Мне стало обидно, что дядя думает о моей избраннице так, будто она хуже других, но на мой вопрос, как понимать его слова, он небрежно ответил:

— А кто ее возьмет с таким хвостом? — Дядя хотел было повернуться на пятках, чтобы бежать в родной аул, но я удержал его за плечо.

— Тогда к чему эти мои странствия?

— А вдруг они образумят тебя?

— Я бы лучше пошел за тобою…

— Даже не думай возвращаться с пустыми руками…

И дядя заторопился еще больше — видимо, решил, что моя мать станет его женою еще раньше, чем ее байтарман (то есть я) вернется из скитаний.
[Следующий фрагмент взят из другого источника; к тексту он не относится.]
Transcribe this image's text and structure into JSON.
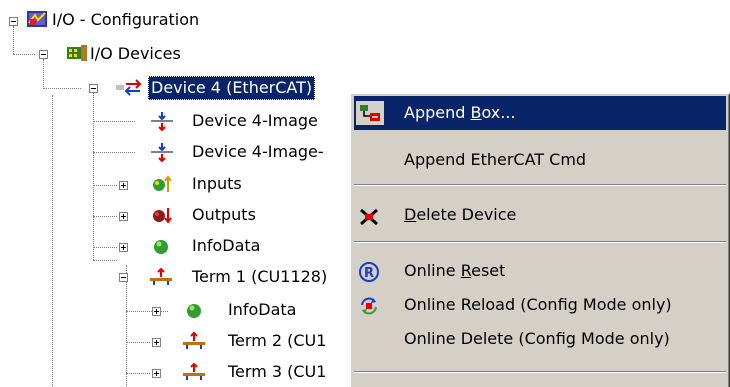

Так мы и расстались. Даян-Дулдурум ушел, унося в хурджине чарахский ковер «забраб», а я стоял и смотрел ему вслед, пока дым его трубки не рассеялся на повороте за холмом.
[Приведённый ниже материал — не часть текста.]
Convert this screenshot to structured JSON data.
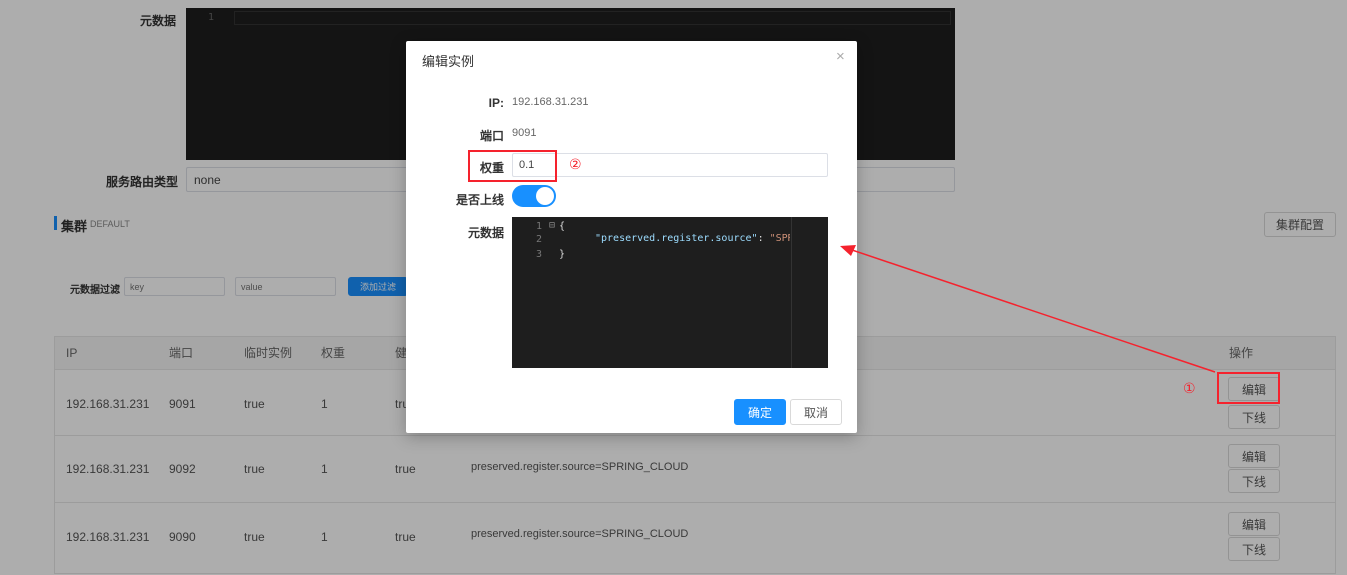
{
  "background": {
    "metadata_label": "元数据",
    "editor_line_number": "1",
    "route_type_label": "服务路由类型",
    "route_type_value": "none",
    "cluster_title": "集群",
    "cluster_name": "DEFAULT",
    "cluster_config_button": "集群配置",
    "filter_label": "元数据过滤",
    "filter_key_placeholder": "key",
    "filter_value_placeholder": "value",
    "add_filter_button": "添加过滤"
  },
  "table": {
    "headers": {
      "ip": "IP",
      "port": "端口",
      "ephemeral": "临时实例",
      "weight": "权重",
      "healthy": "健",
      "actions": "操作"
    },
    "rows": [
      {
        "ip": "192.168.31.231",
        "port": "9091",
        "ephemeral": "true",
        "weight": "1",
        "healthy": "tru",
        "metadata": ""
      },
      {
        "ip": "192.168.31.231",
        "port": "9092",
        "ephemeral": "true",
        "weight": "1",
        "healthy": "true",
        "metadata": "preserved.register.source=SPRING_CLOUD"
      },
      {
        "ip": "192.168.31.231",
        "port": "9090",
        "ephemeral": "true",
        "weight": "1",
        "healthy": "true",
        "metadata": "preserved.register.source=SPRING_CLOUD"
      }
    ],
    "edit_button": "编辑",
    "offline_button": "下线"
  },
  "modal": {
    "title": "编辑实例",
    "close_glyph": "×",
    "ip_label": "IP:",
    "ip_value": "192.168.31.231",
    "port_label": "端口",
    "port_value": "9091",
    "weight_label": "权重",
    "weight_value": "0.1",
    "online_label": "是否上线",
    "online_enabled": true,
    "metadata_label": "元数据",
    "code_lines": [
      {
        "num": "1",
        "fold": "⊟",
        "text": "{"
      },
      {
        "num": "2",
        "fold": "",
        "key": "\"preserved.register.source\"",
        "colon": ": ",
        "value": "\"SPRING"
      },
      {
        "num": "3",
        "fold": "",
        "text": "}"
      }
    ],
    "ok_button": "确定",
    "cancel_button": "取消"
  },
  "annotations": {
    "marker_1": "①",
    "marker_2": "②"
  },
  "colors": {
    "primary": "#1890ff",
    "annotation_red": "#f5222d",
    "editor_bg": "#1e1e1e",
    "json_key": "#9cdcfe",
    "json_value": "#ce9178"
  }
}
И вот я снова шагаю по мягкой грунтовой дороге. Иду я по долине Гажла-Шин, известной серными источниками и лечебными грязями. В долине этой еще в прошлом веке проложили железную дорогу, при виде которой мои предки воскликнули: «Да можно ли поверить, что железная арба возит на себе людей и грузы без быков!» А меж тем они уже лет семьдесят ездят по ней в свое удовольствие. И по обе ее стороны видны красные — из кирпича — полустанки и водонапорные башни выше самых высоких ореховых деревьев.
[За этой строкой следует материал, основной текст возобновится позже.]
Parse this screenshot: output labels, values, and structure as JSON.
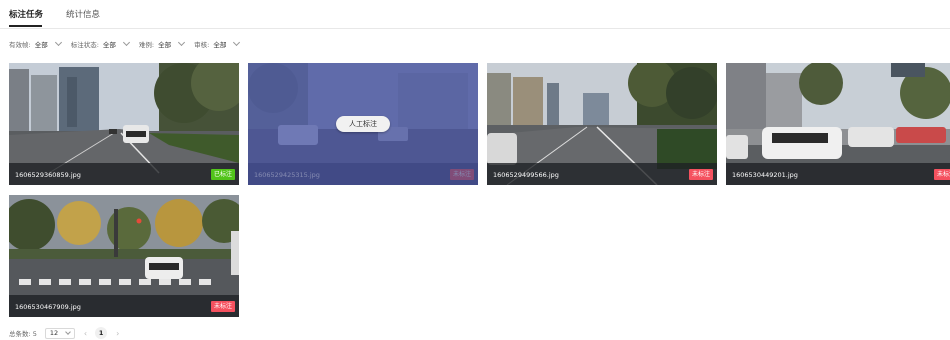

Но не только этим известны степи Таркама и долина Гажла-Шин. Здесь каждое дерево и каждый валун, как мне кажется, шепчут: «Мы знаем Даян-Дулдурума!» Да и мой дядя хорошо помнит эти места: ведь именно здесь лилась кровь горцев, боровшихся за революцию, и дядя мой, еще безусый юнец, получил тут боевое крещение. Многие тогда покрыли славой свои головы, но мало кто остался жив. И не случайно столько историков приезжают в наш аул, чтобы встретиться с живым героем гражданской войны — Даян-Дулдурумом.